The global financial crisis hit super funds hard, leaving many of us with a much smaller nest egg than planned.
And while superannuation fraud isn’t common, the collapse of super funds such as Trio Capital have left some Australian investors with little or nothing.
The 2009 collapse of Trio Capital was one of the worst cases of super fraud in Australia, affecting roughly 6000 investors and involving about $176 million in lost funds. And although the government provided investors with $55 million in compensation, those with self-managed super funds or non-APRA regulated funds suffered the worst.
Thankfully, the 2012/13 financial year was a great one for the Australian superannuation industry. According to a Chant West report, our super industry has delivered the best returns in 16 years.
“Who would have thought, in the dark days of February 2009 when markets hit their low point in the wake of the global financial crisis, that the median growth fund would have recovered by over 50% in little more than four years?” said Chant West director, Warren Chant.
“It just shows how, when sentiment is at its lowest ebb, it pays to remember that markets move in cycles and can recover faster than you think.”
Nevertheless, while things are going well for Australia’s $1.5 trillion super industry in 2013, how can you safeguard your super against a potential recession or fund collapse?
How to save your super
According to Chant West head of research Ian Fryer, the first lesson to learn is that superannuation is for the long-haul.
“Poor returns are a fact of life. They were a fact of life for a few years – in 2008 and 2009 – so a lot of people’s super balances went down a fair bit. But if you had $100,000 in your super when things were going really well in 2007 and then things went sour, now things have come back and you’ve actually got more than $100,000,” Fryer explains.
“People get nervous when they lose 10% and so they get out. They’re often the ones that are worse off. It’s about recognising that there may be some ups and downs, but history tells us what goes down must come up. If there are poor returns for a period of time, don’t panic.”
For those closer to retirement age when the market takes a turn for the worse, Fryer suggests asking the question: ‘Will I need to access my super in the next five years?’ If the answer is yes, consider putting some of your super (but not all) in a safer option that won’t be hit by further falls.
When it comes to avoiding loss through superannuation fraud or a poorly performing fund, Fryer emphasises the importance of choosing a good fund. To do this, he says to look at the fund’s track record and whether they have the scale to be in business for the long run, and to also use the various fund comparison tools available in the market.
“People shouldn’t necessarily think, ‘Oh my employer put me into this fund 10 years ago, it must be okay’,” he says.
“Everyone has a responsibility to do a bit of research and make sure it’s an okay fund. Part of that could be seeing a financial adviser, although they will mainly focus on strategy and may not provide impartial advice in terms of which super fund to choose.”

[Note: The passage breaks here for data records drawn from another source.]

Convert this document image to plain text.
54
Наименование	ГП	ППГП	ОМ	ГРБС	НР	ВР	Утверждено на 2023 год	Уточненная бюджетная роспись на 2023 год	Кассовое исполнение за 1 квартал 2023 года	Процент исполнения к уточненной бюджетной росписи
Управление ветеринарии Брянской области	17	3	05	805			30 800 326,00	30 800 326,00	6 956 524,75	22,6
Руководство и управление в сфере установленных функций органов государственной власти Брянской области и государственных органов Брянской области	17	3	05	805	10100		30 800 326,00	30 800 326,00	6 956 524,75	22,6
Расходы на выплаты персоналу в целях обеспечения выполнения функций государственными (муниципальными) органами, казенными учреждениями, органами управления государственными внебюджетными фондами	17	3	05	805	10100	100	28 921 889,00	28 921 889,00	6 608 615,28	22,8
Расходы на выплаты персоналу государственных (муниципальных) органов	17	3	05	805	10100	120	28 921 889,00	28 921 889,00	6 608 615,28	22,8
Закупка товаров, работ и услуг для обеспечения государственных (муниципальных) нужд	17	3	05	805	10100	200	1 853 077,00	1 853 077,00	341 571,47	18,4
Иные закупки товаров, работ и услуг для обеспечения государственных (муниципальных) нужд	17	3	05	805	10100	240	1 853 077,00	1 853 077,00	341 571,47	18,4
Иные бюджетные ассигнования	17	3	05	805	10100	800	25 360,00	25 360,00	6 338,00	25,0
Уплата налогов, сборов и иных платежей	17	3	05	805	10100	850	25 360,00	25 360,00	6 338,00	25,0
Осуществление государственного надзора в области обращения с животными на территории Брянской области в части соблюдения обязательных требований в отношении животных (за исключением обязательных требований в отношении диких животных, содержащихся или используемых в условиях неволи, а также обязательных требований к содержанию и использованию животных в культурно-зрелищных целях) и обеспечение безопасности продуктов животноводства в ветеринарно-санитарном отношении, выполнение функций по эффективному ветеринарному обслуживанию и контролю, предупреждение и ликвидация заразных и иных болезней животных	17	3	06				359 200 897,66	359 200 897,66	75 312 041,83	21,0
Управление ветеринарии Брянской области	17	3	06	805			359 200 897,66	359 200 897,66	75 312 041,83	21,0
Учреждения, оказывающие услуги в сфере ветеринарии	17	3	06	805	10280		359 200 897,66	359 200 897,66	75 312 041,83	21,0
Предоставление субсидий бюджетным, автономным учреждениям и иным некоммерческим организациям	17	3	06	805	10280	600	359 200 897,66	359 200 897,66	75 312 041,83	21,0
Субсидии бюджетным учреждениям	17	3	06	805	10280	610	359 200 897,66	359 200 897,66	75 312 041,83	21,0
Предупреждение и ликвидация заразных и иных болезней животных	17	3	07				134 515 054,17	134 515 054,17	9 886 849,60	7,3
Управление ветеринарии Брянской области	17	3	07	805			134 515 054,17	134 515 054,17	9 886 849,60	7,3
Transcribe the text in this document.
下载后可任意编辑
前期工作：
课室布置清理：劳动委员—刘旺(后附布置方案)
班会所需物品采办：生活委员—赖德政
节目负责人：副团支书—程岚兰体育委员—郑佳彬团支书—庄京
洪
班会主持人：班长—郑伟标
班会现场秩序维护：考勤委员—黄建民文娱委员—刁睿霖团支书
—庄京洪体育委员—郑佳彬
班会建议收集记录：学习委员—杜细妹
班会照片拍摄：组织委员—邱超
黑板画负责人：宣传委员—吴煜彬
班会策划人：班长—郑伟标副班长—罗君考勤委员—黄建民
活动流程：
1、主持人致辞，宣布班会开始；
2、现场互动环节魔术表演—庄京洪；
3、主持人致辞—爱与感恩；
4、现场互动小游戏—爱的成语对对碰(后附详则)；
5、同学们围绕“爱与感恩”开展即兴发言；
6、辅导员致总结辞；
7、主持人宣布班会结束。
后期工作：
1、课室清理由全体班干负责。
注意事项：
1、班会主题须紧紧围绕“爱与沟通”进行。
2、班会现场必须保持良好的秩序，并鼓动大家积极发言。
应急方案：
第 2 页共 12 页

Once you’ve done your research and decided on a fund, make sure it’s an APRA-regulated fund.
“The best place to be is in an APRA-regulated fund where you have trustees who are looking after your interests,” says Cate Wood, president of the Australian Institute of Superannuation Trustees and chair of Women in Super. “You can’t guarantee no loss as some things are out of our control, but it’s best to have people working in your interest.”
However, if you do happen to lose everything through recession or a faulty fund, Fryer says it’s time to readjust your expectations for retirement.
“If it happens far enough out from retirement, it might be about putting more of your salary into your super by salary sacrificing. It’s about building a back-up.”